Mobile Banking On The Rise, Thanks To Tech-Savvy Millennials
The future of banking looks bright, at least for consumers. Tech-savvy millennials are opting for online and mobile banking options over visiting local branches, which will significantly change the way banks do business. Traditionally, banks have relied heavily on in-person interactions to push products and make sales, but that approach is often better for the bank’s bottom line than for the customer’s. Banking representatives usually earn sales commissions, which means a customer who walks into a local branch might walk out with an unneeded loan or mutual fund. An increasing number of technology firms are creating digital solutions to the everyday financial problems Americans face, making it easier to avoid the headaches and fees associated with traditional banking. Removing the human touch might leave some nostalgic for a friendlier age, but it could lead to greater wealth accumulation as consumers make decisions based on data, rather than a handshake. Story by Lauren Lyons Cole for International Business Times.
A Third of Businesses Use Mobile Banking to Make Payments
Not only does every other top manager make payments from corporate accounts via mobile banking, but it was also discovered that over 30 percent of companies use mobile devices to access corporate bank accounts and to make financial transactions. Those are the result of a recent joint survey conducted by Kaspersky Lab and B2B International. The survey concluded that business representatives were increasingly making financial transactions with the help of mobile devices.

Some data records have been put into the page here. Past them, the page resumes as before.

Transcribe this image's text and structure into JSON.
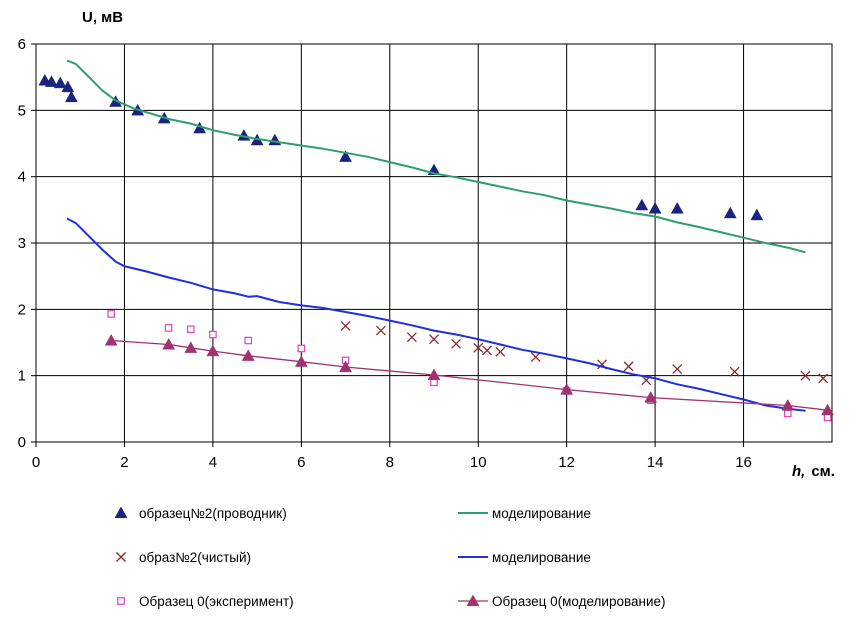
{
  "chart_data": {
    "type": "scatter",
    "xlabel_main": "h,",
    "xlabel_unit": "см.",
    "ylabel": "U, мВ",
    "xlim": [
      0,
      18
    ],
    "ylim": [
      0,
      6
    ],
    "x_ticks": [
      "0",
      "2",
      "4",
      "6",
      "8",
      "10",
      "12",
      "14",
      "16"
    ],
    "y_ticks": [
      "0",
      "1",
      "2",
      "3",
      "4",
      "5",
      "6"
    ],
    "grid": true,
    "legend_position": "bottom",
    "series": [
      {
        "name": "образец№2(проводник)",
        "kind": "scatter",
        "marker": "triangle",
        "color": "#1a237e",
        "points": [
          [
            0.2,
            5.45
          ],
          [
            0.35,
            5.43
          ],
          [
            0.55,
            5.41
          ],
          [
            0.72,
            5.35
          ],
          [
            0.8,
            5.2
          ],
          [
            1.8,
            5.13
          ],
          [
            2.3,
            5.0
          ],
          [
            2.9,
            4.88
          ],
          [
            3.7,
            4.73
          ],
          [
            4.7,
            4.62
          ],
          [
            5.0,
            4.55
          ],
          [
            5.4,
            4.55
          ],
          [
            7.0,
            4.3
          ],
          [
            9.0,
            4.1
          ],
          [
            13.7,
            3.57
          ],
          [
            14.0,
            3.52
          ],
          [
            14.5,
            3.52
          ],
          [
            15.7,
            3.45
          ],
          [
            16.3,
            3.42
          ]
        ]
      },
      {
        "name": "моделирование",
        "kind": "line",
        "color": "#2e9e6e",
        "points": [
          [
            0.7,
            5.75
          ],
          [
            0.9,
            5.7
          ],
          [
            1.2,
            5.5
          ],
          [
            1.5,
            5.3
          ],
          [
            1.8,
            5.15
          ],
          [
            2.2,
            5.03
          ],
          [
            2.6,
            4.95
          ],
          [
            3.0,
            4.87
          ],
          [
            3.5,
            4.8
          ],
          [
            4.0,
            4.7
          ],
          [
            4.5,
            4.63
          ],
          [
            5.0,
            4.57
          ],
          [
            5.5,
            4.52
          ],
          [
            6.0,
            4.47
          ],
          [
            6.5,
            4.42
          ],
          [
            7.0,
            4.36
          ],
          [
            7.5,
            4.3
          ],
          [
            8.0,
            4.22
          ],
          [
            8.5,
            4.14
          ],
          [
            9.0,
            4.05
          ],
          [
            9.5,
            3.99
          ],
          [
            10.0,
            3.92
          ],
          [
            10.5,
            3.85
          ],
          [
            11.0,
            3.78
          ],
          [
            11.5,
            3.72
          ],
          [
            12.0,
            3.64
          ],
          [
            12.5,
            3.58
          ],
          [
            13.0,
            3.52
          ],
          [
            13.5,
            3.45
          ],
          [
            14.0,
            3.4
          ],
          [
            14.5,
            3.31
          ],
          [
            15.0,
            3.24
          ],
          [
            15.5,
            3.16
          ],
          [
            16.0,
            3.08
          ],
          [
            16.5,
            3.0
          ],
          [
            17.0,
            2.93
          ],
          [
            17.4,
            2.86
          ]
        ]
      },
      {
        "name": "образ№2(чистый)",
        "kind": "scatter",
        "marker": "x",
        "color": "#8b2a2a",
        "points": [
          [
            7.0,
            1.75
          ],
          [
            7.8,
            1.68
          ],
          [
            8.5,
            1.58
          ],
          [
            9.0,
            1.55
          ],
          [
            9.5,
            1.48
          ],
          [
            10.0,
            1.42
          ],
          [
            10.2,
            1.38
          ],
          [
            10.5,
            1.36
          ],
          [
            11.3,
            1.28
          ],
          [
            12.8,
            1.17
          ],
          [
            13.4,
            1.14
          ],
          [
            13.8,
            0.93
          ],
          [
            14.5,
            1.1
          ],
          [
            15.8,
            1.06
          ],
          [
            17.4,
            1.0
          ],
          [
            17.8,
            0.96
          ]
        ]
      },
      {
        "name": "моделирование",
        "kind": "line",
        "color": "#1f2fdc",
        "points": [
          [
            0.7,
            3.37
          ],
          [
            0.9,
            3.3
          ],
          [
            1.2,
            3.1
          ],
          [
            1.5,
            2.9
          ],
          [
            1.8,
            2.72
          ],
          [
            2.0,
            2.65
          ],
          [
            2.5,
            2.57
          ],
          [
            3.0,
            2.48
          ],
          [
            3.5,
            2.4
          ],
          [
            4.0,
            2.3
          ],
          [
            4.5,
            2.24
          ],
          [
            4.8,
            2.19
          ],
          [
            5.0,
            2.2
          ],
          [
            5.5,
            2.11
          ],
          [
            6.0,
            2.06
          ],
          [
            6.5,
            2.02
          ],
          [
            7.0,
            1.96
          ],
          [
            7.5,
            1.9
          ],
          [
            8.0,
            1.83
          ],
          [
            8.5,
            1.76
          ],
          [
            9.0,
            1.68
          ],
          [
            9.5,
            1.62
          ],
          [
            10.0,
            1.55
          ],
          [
            10.5,
            1.47
          ],
          [
            11.0,
            1.39
          ],
          [
            11.5,
            1.33
          ],
          [
            12.0,
            1.26
          ],
          [
            12.5,
            1.19
          ],
          [
            13.0,
            1.1
          ],
          [
            13.5,
            1.02
          ],
          [
            14.0,
            0.96
          ],
          [
            14.5,
            0.87
          ],
          [
            15.0,
            0.8
          ],
          [
            15.5,
            0.72
          ],
          [
            16.0,
            0.64
          ],
          [
            16.5,
            0.55
          ],
          [
            17.0,
            0.5
          ],
          [
            17.4,
            0.47
          ]
        ]
      },
      {
        "name": "Образец 0(эксперимент)",
        "kind": "scatter",
        "marker": "square",
        "color": "#e040c8",
        "points": [
          [
            1.7,
            1.93
          ],
          [
            3.0,
            1.72
          ],
          [
            3.5,
            1.7
          ],
          [
            4.0,
            1.62
          ],
          [
            4.8,
            1.53
          ],
          [
            6.0,
            1.41
          ],
          [
            7.0,
            1.23
          ],
          [
            9.0,
            0.9
          ],
          [
            12.0,
            0.77
          ],
          [
            13.9,
            0.63
          ],
          [
            17.0,
            0.43
          ],
          [
            17.9,
            0.37
          ]
        ]
      },
      {
        "name": "Образец 0(моделирование)",
        "kind": "line-marker",
        "marker": "triangle",
        "color": "#a0336e",
        "points": [
          [
            1.7,
            1.53
          ],
          [
            3.0,
            1.47
          ],
          [
            3.5,
            1.42
          ],
          [
            4.0,
            1.37
          ],
          [
            4.8,
            1.3
          ],
          [
            6.0,
            1.21
          ],
          [
            7.0,
            1.13
          ],
          [
            9.0,
            1.01
          ],
          [
            12.0,
            0.79
          ],
          [
            13.9,
            0.67
          ],
          [
            17.0,
            0.55
          ],
          [
            17.9,
            0.48
          ]
        ]
      }
    ]
  },
  "legend": {
    "items": [
      {
        "label": "образец№2(проводник)",
        "series": 0
      },
      {
        "label": "моделирование",
        "series": 1
      },
      {
        "label": "образ№2(чистый)",
        "series": 2
      },
      {
        "label": "моделирование",
        "series": 3
      },
      {
        "label": "Образец 0(эксперимент)",
        "series": 4
      },
      {
        "label": "Образец 0(моделирование)",
        "series": 5
      }
    ]
  }
}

In particular, 28 percent of small and medium companies, and 34 percent of enterprises, conducted financial transactions via mobile devices. Hackers also know this, and are increasingly targeting mobile platforms. In fact, in the third quarter of 2015, Kaspersky Lab products for mobile devices detected more than 300,000 new malicious programs. Story by Sead Fadilpasic for Beta News.
Cost of Living and Debt, State By State
It’s no coincidence that many states with a high cost of living are also home to people carrying the most debt. Residents of Alaska and Hawaii, which are notoriously expensive places to live, have the highest average consumer credit card debt of all states. Meanwhile, residents of Washington, D.C., and California carry the most mortgage debt on average. A family can live comfortably in Georgia or Ohio on an income of $75,000 a year, but it might take $125,000 in places like Connecticut or New Jersey. For many Americans, income and cost of living are moving further apart. The U.S. has seen a decline in affordability relative to income growth and that has been an important factor in rising debt levels. The cost of living across the U.S. has increased 29% since 2003, but median income has grown 26% in that time, according to NerdWallet’s latest study on household debt. Story by Sreekar Jasthi for Nerd Wallet.
LowCards.com Weekly Credit Card Rate Report
Based on the 1,000+ cards in the LowCards.com Complete Credit Card Index, the average advertised APR for credit cards is 14.62 percent, slightly lower than last week’s average of 14.63 percent. Six months ago, the average was 14.60 percent. One year ago, the average was 14.46 percent.